Ecologists Seek Addition to Waterton-Glacier

By Beacon Staff

WHITEFISH – Conservationists are urging government leaders to add a 100,000-acre piece of Canadian wilderness to the Waterton-Glacier International Peace Park.

Leading ecologists meeting in Whitefish earlier this week said extending the park’s boundaries will connect wildlife corridors and help preserve one of the most intact ecosystems in North America.

“The idea is to fill in that missing piece of Waterton-Glacier International Peace Park and create a wildlife corridor that would extend from Whitefish to Banff,” Michael Proctor, the lead researcher for the Trans-border Grizzly Bear Project said.

The Peace Park is the combination of the Glacier National Park in Montana and Waterton Lakes National Park in Canada, with the international border slicing through the upper part of the park.

But on the Canadian side of the border, a pizza-shaped slice is missing. Ecologists say adding that piece would help bighorn sheep, grizzly bears, wolverines, mountain goats, bull trout and other native fish.

“The transboundary Flathead supports the most diverse, intact community of carnivores in North America,” said John Weaver, a senior conservation scientist with the Wildlife Conservation Society. “It is truly a rich and diverse assemblage.”

On the U.S. side, the Flathead River forms the western boundary of Glacier National Park. On the Canadian side, the British Columbia Parliament in November approved legislation protecting the river basin from mining and energy development.

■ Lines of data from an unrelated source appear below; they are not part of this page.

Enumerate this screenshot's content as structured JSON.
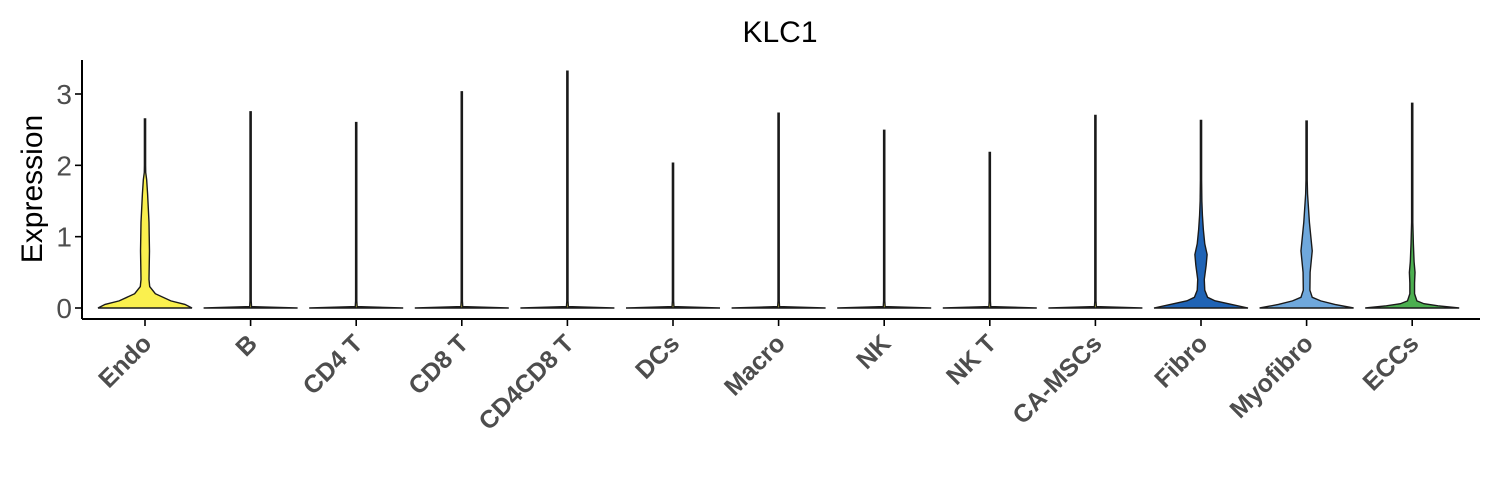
{
  "chart_data": {
    "type": "violin",
    "title": "KLC1",
    "xlabel": "",
    "ylabel": "Expression",
    "ylim": [
      -0.2,
      3.5
    ],
    "yticks": [
      0,
      1,
      2,
      3
    ],
    "grid": false,
    "legend": "none",
    "categories": [
      "Endo",
      "B",
      "CD4 T",
      "CD8 T",
      "CD4CD8 T",
      "DCs",
      "Macro",
      "NK",
      "NK T",
      "CA-MSCs",
      "Fibro",
      "Myofibro",
      "ECCs"
    ],
    "series": [
      {
        "category": "Endo",
        "color": "#FAF04E",
        "max": 2.65,
        "density": [
          [
            0,
            1.0
          ],
          [
            0.05,
            0.85
          ],
          [
            0.1,
            0.55
          ],
          [
            0.2,
            0.22
          ],
          [
            0.3,
            0.1
          ],
          [
            0.4,
            0.085
          ],
          [
            0.6,
            0.09
          ],
          [
            0.8,
            0.095
          ],
          [
            1.0,
            0.09
          ],
          [
            1.2,
            0.085
          ],
          [
            1.4,
            0.07
          ],
          [
            1.6,
            0.055
          ],
          [
            1.8,
            0.035
          ],
          [
            1.9,
            0.015
          ],
          [
            2.0,
            0.008
          ],
          [
            2.3,
            0.004
          ],
          [
            2.65,
            0
          ]
        ]
      },
      {
        "category": "B",
        "color": "#FAF04E",
        "max": 2.75,
        "density": [
          [
            0,
            1.0
          ],
          [
            0.02,
            0.02
          ],
          [
            0.1,
            0.004
          ],
          [
            2.75,
            0.002
          ]
        ]
      },
      {
        "category": "CD4 T",
        "color": "#FAF04E",
        "max": 2.6,
        "density": [
          [
            0,
            1.0
          ],
          [
            0.02,
            0.02
          ],
          [
            0.1,
            0.004
          ],
          [
            2.6,
            0.002
          ]
        ]
      },
      {
        "category": "CD8 T",
        "color": "#FAF04E",
        "max": 3.03,
        "density": [
          [
            0,
            1.0
          ],
          [
            0.02,
            0.02
          ],
          [
            0.1,
            0.004
          ],
          [
            3.03,
            0.002
          ]
        ]
      },
      {
        "category": "CD4CD8 T",
        "color": "#FAF04E",
        "max": 3.32,
        "density": [
          [
            0,
            1.0
          ],
          [
            0.02,
            0.02
          ],
          [
            0.1,
            0.004
          ],
          [
            3.32,
            0.002
          ]
        ]
      },
      {
        "category": "DCs",
        "color": "#FAF04E",
        "max": 2.03,
        "density": [
          [
            0,
            1.0
          ],
          [
            0.02,
            0.02
          ],
          [
            0.1,
            0.004
          ],
          [
            2.03,
            0.002
          ]
        ]
      },
      {
        "category": "Macro",
        "color": "#FAF04E",
        "max": 2.73,
        "density": [
          [
            0,
            1.0
          ],
          [
            0.02,
            0.02
          ],
          [
            0.1,
            0.004
          ],
          [
            2.73,
            0.002
          ]
        ]
      },
      {
        "category": "NK",
        "color": "#FAF04E",
        "max": 2.49,
        "density": [
          [
            0,
            1.0
          ],
          [
            0.02,
            0.02
          ],
          [
            0.1,
            0.004
          ],
          [
            2.49,
            0.002
          ]
        ]
      },
      {
        "category": "NK T",
        "color": "#FAF04E",
        "max": 2.18,
        "density": [
          [
            0,
            1.0
          ],
          [
            0.02,
            0.02
          ],
          [
            0.1,
            0.004
          ],
          [
            2.18,
            0.002
          ]
        ]
      },
      {
        "category": "CA-MSCs",
        "color": "#FAF04E",
        "max": 2.7,
        "density": [
          [
            0,
            1.0
          ],
          [
            0.02,
            0.02
          ],
          [
            0.1,
            0.004
          ],
          [
            2.7,
            0.002
          ]
        ]
      },
      {
        "category": "Fibro",
        "color": "#1F63B5",
        "max": 2.63,
        "density": [
          [
            0,
            1.0
          ],
          [
            0.05,
            0.65
          ],
          [
            0.1,
            0.3
          ],
          [
            0.15,
            0.14
          ],
          [
            0.25,
            0.08
          ],
          [
            0.4,
            0.07
          ],
          [
            0.6,
            0.11
          ],
          [
            0.75,
            0.13
          ],
          [
            0.9,
            0.08
          ],
          [
            1.1,
            0.05
          ],
          [
            1.3,
            0.03
          ],
          [
            1.5,
            0.018
          ],
          [
            1.8,
            0.008
          ],
          [
            2.2,
            0.004
          ],
          [
            2.63,
            0
          ]
        ]
      },
      {
        "category": "Myofibro",
        "color": "#6FA8DC",
        "max": 2.62,
        "density": [
          [
            0,
            1.0
          ],
          [
            0.05,
            0.6
          ],
          [
            0.1,
            0.3
          ],
          [
            0.15,
            0.12
          ],
          [
            0.25,
            0.07
          ],
          [
            0.5,
            0.075
          ],
          [
            0.8,
            0.12
          ],
          [
            1.0,
            0.09
          ],
          [
            1.2,
            0.06
          ],
          [
            1.4,
            0.04
          ],
          [
            1.6,
            0.02
          ],
          [
            1.8,
            0.01
          ],
          [
            2.2,
            0.004
          ],
          [
            2.62,
            0
          ]
        ]
      },
      {
        "category": "ECCs",
        "color": "#4CAF50",
        "max": 2.87,
        "density": [
          [
            0,
            1.0
          ],
          [
            0.03,
            0.55
          ],
          [
            0.06,
            0.25
          ],
          [
            0.1,
            0.1
          ],
          [
            0.2,
            0.05
          ],
          [
            0.35,
            0.05
          ],
          [
            0.5,
            0.06
          ],
          [
            0.65,
            0.04
          ],
          [
            0.9,
            0.025
          ],
          [
            1.2,
            0.012
          ],
          [
            1.6,
            0.006
          ],
          [
            2.2,
            0.003
          ],
          [
            2.87,
            0
          ]
        ]
      }
    ]
  }
}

“Twenty years ago, if you told anyone that there would be no open pit coal mining in the transboundary North Fork, you would have been laughed out of the room,” said Harvey Locke, founder of the Yellowstone to Yukon Conservation Initiative. “It is time to complete the Peace Park. This area must stay intact.”

His group wants to create a continuous wildlife corridor from Yellowstone National Park to the Yukon in Northern Canada. Linking core reserves in the region with permanent wildlife corridors and protecting against resource development are keys to preserving the area, the group said.